SlowMist Highlights Social Engineering Tactics of Lazarus Group to Attack Crypto Entities
SlowMist’s report asserts that Lazarus Group leveraged social engineering tactics to trick employees into performing apparently authentic Python-based projects like “MonteCarloStockkInvestSimulator-main.zip” and “StockInvestSimulator-main.zip.” The respective files reportedly comprised backdoor programs leveraging the “pyyaml” module for the execution of remote code. They permitted hackers to circumvent antivirus detection to get control over the devices of the employees.
After securing access, the attackers escalated their privileges by exploiting Docker configurations. This enabled them to penetrate internal networks. Subsequently, they thoroughly scanned enterprise services to steal SSH credentials. Following that, they moved them laterally throughout systems. Hence, they ultimately seized control of the crypto wallets and took away funds.
Lazarus Group Has Been Leveraging Advanced Methods to Dodge Detection
In this procedure, the attackers used refined intrusion methods and cutting-edge techniques to prevent any detection. One of these techniques is the utilization of authentic project code. For this, they altered legitimate open-source investment simulation programs. In this way, they implanted malicious scripts to trigger unauthorized data withdrawal.
Apart from that, they also utilized reliable network pathways, extending their access within the enterprise mechanisms. Additionally, to avoid being detected, they eliminated logs, altered digital footprints, and utilized genuine enterprise tools like proxies to carry out operations. Moreover, they pretended to be investment specialists and project developers, providing incentives to employees for running malware-laden files.
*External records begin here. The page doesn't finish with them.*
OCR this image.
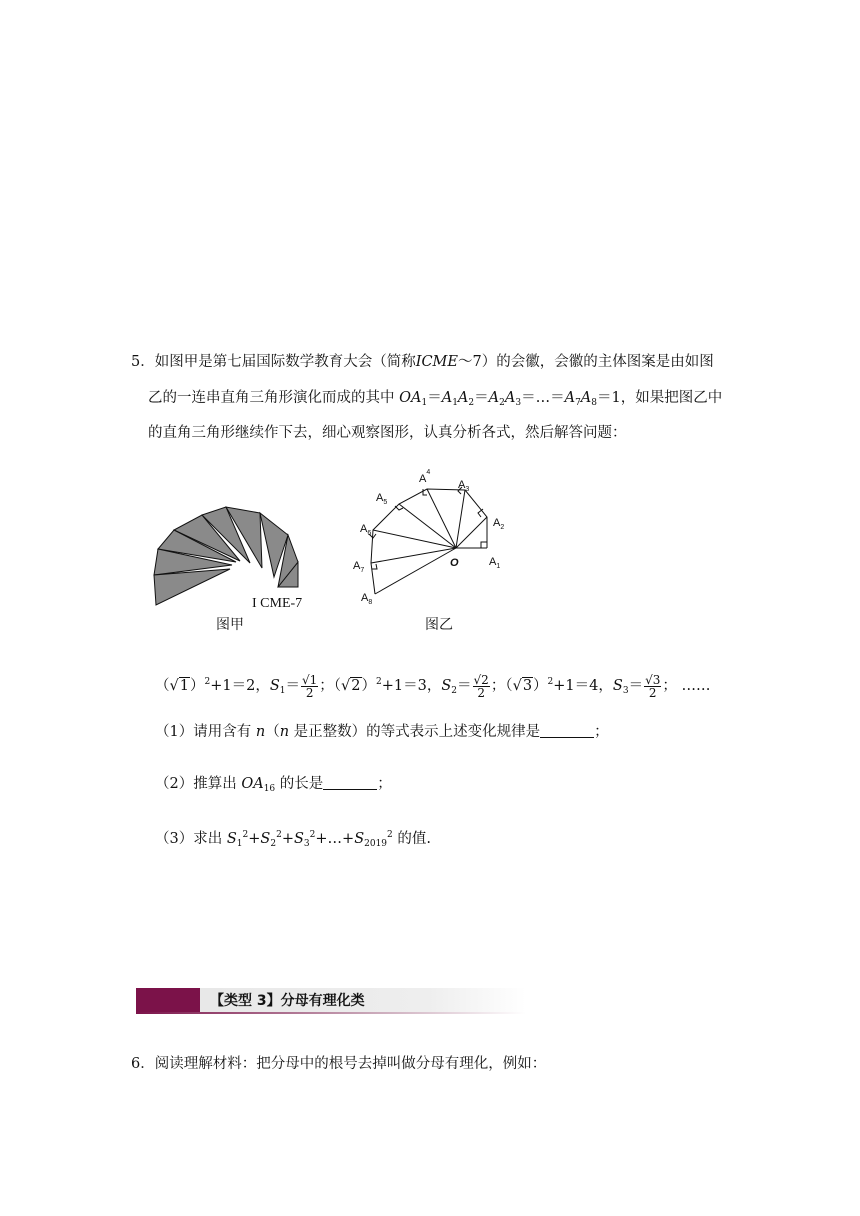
5．如图甲是第七届国际数学教育大会（简称ICME～7）的会徽，会徽的主体图案是由如图
乙的一连串直角三角形演化而成的其中 $OA_1=A_1A_2=A_2A_3=\dots=A_7A_8=1$，如果把图乙中
的直角三角形继续作下去，细心观察图形，认真分析各式，然后解答问题：
I CME-7
图甲
$A_1$
$A_2$
$A_3$
$A^4$
$A_5$
$A_6$
$A_7$
$A_8$
O
图乙
$(√1)^2+1=2$，$S_1= \frac{√1}{2}$ ；$(√2)^2+1=3$，$S_2= \frac{√2}{2}$ ；$(√3)^2+1=4$，$S_3= \frac{√3}{2}$ ； ……
（1）请用含有 n（n 是正整数）的等式表示上述变化规律是	；
（2）推算出 $OA_{16}$ 的长是	；
（3）求出 $S_1^2+S_2^2+S_3^2+\dots+S_{2019}^2$ 的值.
【类型 3】分母有理化类
6．阅读理解材料：把分母中的根号去掉叫做分母有理化，例如：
Cybersecurity Firm Recommends Latest Implementations to Confront Attackers Like Lazarus Group
Following conducting a thorough research, SlowMist has shared the chief indicators of compromise (IOCs). They include IP addresses, attacker domains, as well as GitHub accounts that the exploiters use to proliferate malware. The cybersecurity company has encouraged worldwide security teams to examine their networks to detect such malicious indicators. To eliminate such refined threats, the platform has recommended several implementations. One of them is zero-trust security mechanisms. Additionally, it also advised using improved network traffic monitoring and DNS, isolation and segmentation of crucial systems, centrally controlled log management to conduct anomaly detection, and regular training for security awareness.